At the same time, both the trustees and the incoming president should reach a mutual agreement on the goals of the presidency and on an annual evaluation procedure by the board that begins with a self-evaluation by the president. In addition, every five years or so, an outside evaluator with proven expertise should be brought in to review the performance of both the president and the board.

In the case of the University of Tennessee, communications between the president and the board had broken down long before Shumaker was fired. In my experience, the single most important element of a good relationship between the trustees and the president is frequent, open, and candid communication.

While I believe the president should take the initiative on that score, procedures should be put in place before a new president arrives that guarantee that communication between the board and the president will be frequent.

Even if the trustees have chosen carefully, and even if they have done everything that they could to make a presidency work, there are occasions when a president simply cannot or will not live up to the expectations of his or her board. In those instances, it is extremely important for a board not to overreact, or to act precipitously, but rather to meet with its legal and public-relations advisers to draw up a plan that will result in the president's leaving according to a time frame of the board's choosing, but also in a manner that avoids damage to the university's reputation.

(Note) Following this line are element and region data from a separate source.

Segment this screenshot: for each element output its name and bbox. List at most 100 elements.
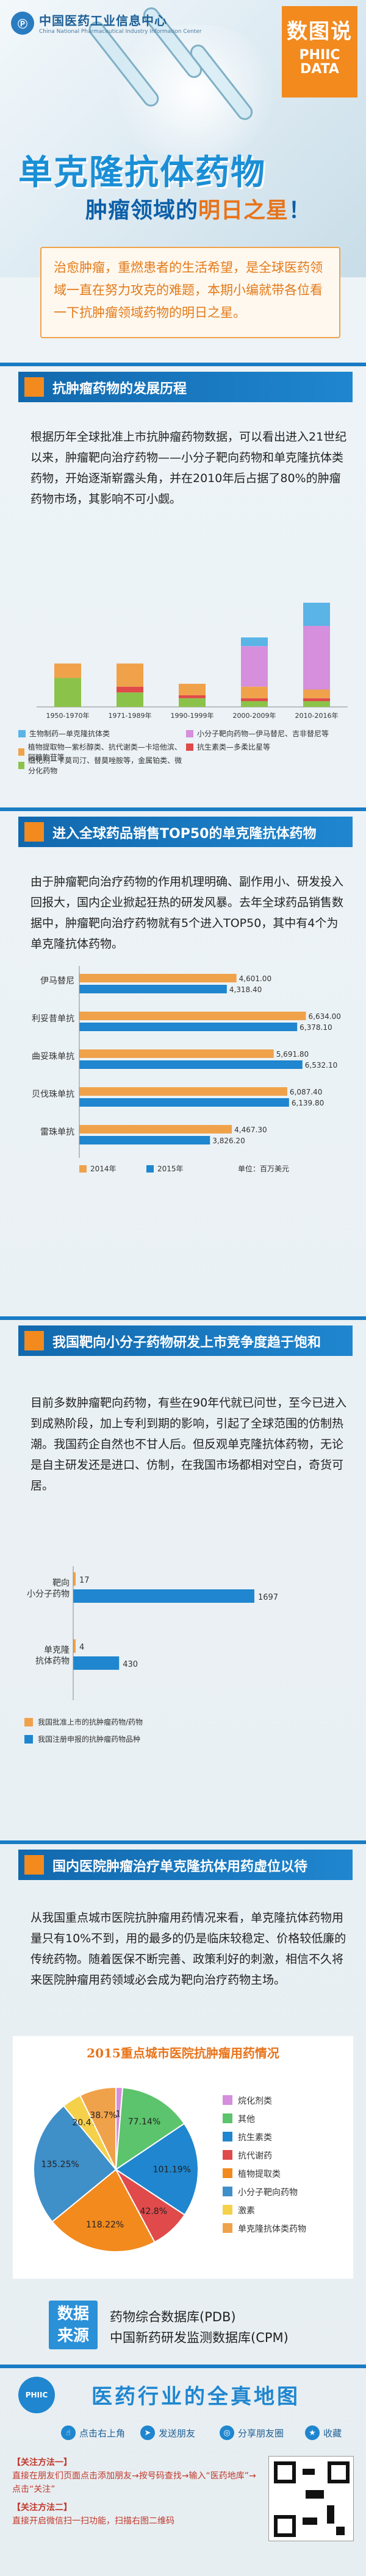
x-tick-label: 2000-2009年 (233, 711, 276, 720)
category-label: 曲妥珠单抗 (32, 1052, 74, 1062)
legend-swatch (146, 1165, 154, 1173)
slice-label: 38.7% (90, 2111, 117, 2121)
menu-button[interactable]: ☝ 点击右上角 (61, 2425, 125, 2440)
subtitle-end: ！ (289, 198, 312, 223)
legend-swatch (24, 1718, 33, 1726)
legend-swatch (223, 2150, 232, 2160)
intro-box: 治愈肿瘤，重燃患者的生活希望，是全球医药领域一直在努力攻克的难题，本期小编就带各… (40, 247, 340, 338)
source-label: 来源 (57, 2327, 89, 2345)
section-text-3: 目前多数肿瘤靶向药物，有些在90年代就已问世，至今已进入到成熟阶段，加上专利到期… (30, 1396, 347, 1492)
bar-segment (54, 678, 81, 707)
slice-label: 118.22% (86, 2220, 124, 2230)
bar (79, 1023, 298, 1031)
section-title: 我国靶向小分子药物研发上市竞争度趋于饱和 (52, 1335, 321, 1350)
data-label: 6,532.10 (305, 1061, 337, 1070)
section-text-1: 根据历年全球批准上市抗肿瘤药物数据，可以看出进入21世纪以来，肿瘤靶向治疗药物—… (30, 430, 347, 506)
legend-item: 小分子靶向药物—伊马替尼、吉非替尼等 (186, 728, 351, 739)
send-friend-button[interactable]: ➤ 发送朋友 (140, 2425, 195, 2440)
pie-slice (33, 2105, 117, 2223)
bar-segment (303, 603, 330, 626)
button-label: 点击右上角 (79, 2427, 126, 2439)
section-divider (0, 2365, 366, 2368)
x-tick-label: 1950-1970年 (46, 711, 90, 720)
legend-swatch (18, 729, 26, 737)
section-marker (24, 822, 44, 842)
bar-segment (241, 637, 268, 647)
legend-label: 2014年 (90, 1165, 117, 1173)
chart-registrations: 靶向小分子药物 17 1697 单克隆抗体药物 4 430 我国批准上市的抗肿瘤药物/药物我… (24, 1566, 278, 1744)
bar (79, 1049, 274, 1058)
hero-glow (104, 24, 287, 158)
bar-segment (54, 663, 81, 678)
data-label: 4,318.40 (229, 985, 262, 994)
qr-module (327, 2505, 334, 2524)
data-label: 6,378.10 (300, 1023, 332, 1032)
legend-label: 抗生素类 (238, 2133, 272, 2143)
legend-label: 植物提取物—紫杉醇类、抗代谢类—卡培他滨、阿糖胞苷等 (27, 743, 182, 762)
pie-slice (115, 2123, 199, 2216)
data-label: 4,601.00 (239, 974, 271, 983)
data-label: 6,087.40 (290, 1088, 322, 1096)
data-label: 6,634.00 (309, 1012, 341, 1021)
logo-subtext: China National Pharmaceutical Industry I… (39, 29, 202, 35)
logo-text: 中国医药工业信息中心 (39, 13, 167, 28)
bar-segment (303, 626, 330, 690)
bar (79, 1012, 306, 1020)
legend-swatch (223, 2187, 232, 2196)
qr-module (306, 2490, 324, 2499)
x-tick-label: 1990-1999年 (171, 711, 214, 720)
source-badge: 数据 来源 (49, 2301, 98, 2349)
legend-label: 其他 (238, 2115, 255, 2124)
legend-label: 抗代谢药 (238, 2151, 272, 2161)
section-marker (24, 1855, 44, 1875)
bar (73, 1639, 76, 1653)
click-icon: ☝ (61, 2425, 76, 2440)
page-subtitle: 肿瘤领域的明日之星！ (85, 193, 311, 224)
pie-slice (51, 2168, 156, 2252)
section-header-3: 我国靶向小分子药物研发上市竞争度趋于饱和 (18, 1325, 353, 1356)
category-label: 单克隆 (44, 1645, 70, 1655)
bar-segment (179, 695, 206, 698)
source-item: 中国新药研发监测数据库(CPM) (110, 2330, 289, 2345)
legend-item: 生物制药—单克隆抗体类 (18, 728, 183, 739)
section-header-1: 抗肿瘤药物的发展历程 (18, 372, 353, 402)
share-moments-button[interactable]: ◎ 分享朋友圈 (220, 2425, 284, 2440)
category-label: 贝伐珠单抗 (32, 1090, 74, 1099)
category-label: 利妥昔单抗 (32, 1014, 74, 1024)
legend-swatch (18, 762, 25, 769)
legend-swatch (223, 2095, 232, 2105)
chart-legend-1: 生物制药—单克隆抗体类 小分子靶向药物—伊马替尼、吉非替尼等 植物提取物—紫杉醇类、… (18, 728, 354, 795)
slice-label: 77.14% (128, 2117, 160, 2127)
qr-code[interactable] (268, 2456, 354, 2541)
bar-segment (241, 701, 268, 707)
legend-label: 烷化剂类 (238, 2096, 272, 2106)
qr-finder (274, 2461, 296, 2483)
bar-segment (117, 692, 143, 707)
badge-title: 数图说 (287, 20, 353, 44)
chart-title: 2015重点城市医院抗肿瘤用药情况 (87, 2046, 279, 2060)
data-label: 3,826.20 (212, 1137, 245, 1145)
source-list: 药物综合数据库(PDB) 中国新药研发监测数据库(CPM) (110, 2307, 289, 2348)
bar-segment (117, 663, 143, 687)
slice-label: 101.19% (153, 2165, 191, 2175)
section-marker (24, 377, 44, 397)
legend-swatch (186, 729, 193, 737)
data-label: 6,139.80 (292, 1099, 324, 1107)
button-label: 分享朋友圈 (238, 2427, 284, 2439)
bar-segment (241, 686, 268, 698)
section-divider (0, 807, 366, 811)
legend-label: 生物制药—单克隆抗体类 (29, 729, 110, 738)
badge-subtitle: PHIIC DATA (299, 48, 340, 77)
legend-swatch (223, 2168, 232, 2178)
follow-instructions: 【关注方法一】 直接在朋友们页面点击添加朋友→按号码查找→输入“医药地库”→点击… (12, 2456, 256, 2528)
data-label: 5,691.80 (276, 1050, 309, 1059)
bar (79, 985, 227, 993)
favorite-button[interactable]: ★ 收藏 (305, 2425, 342, 2440)
legend-swatch (24, 1735, 33, 1744)
bar (79, 1136, 210, 1144)
subtitle-highlight: 明日之星 (198, 198, 289, 223)
phiic-logo: PHIIC (18, 2377, 55, 2413)
category-label: 雷珠单抗 (40, 1127, 74, 1137)
share-icon: ◎ (220, 2425, 234, 2440)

Trustees should understand that almost immediately after firing an unsuccessful president, they will be in the marketplace to recruit a successor. Highly qualified candidates will not be interested in applying for the presidency of a university where the board is perceived to be unsupportive of the president, arbitrary in its decisions, or punitive.

Where there is to be a termination, what should a reasonable separation package include? If that matter is not covered in the president's employment contract, industry standard usually includes as much notice as possible, severance pay equal to a year's salary or even two years' worth, as well as a mutual nondisparagement agreement whereby both sides agree not to say anything negative about the other.

There may also be a need to negotiate a "transition package" for the outgoing president that will include such elements as moving expenses and outplacement assistance. A president who has been terminated should not be permitted to remain on the campus.

While firing the president is one of the most unpleasant tasks a board can face, there are ways in which a presidency can be terminated that limit the damage that can result from a public blow-up.

Raymond D. Cotton is a lawyer in Washington who specializes in presidential contracts and compensation matters.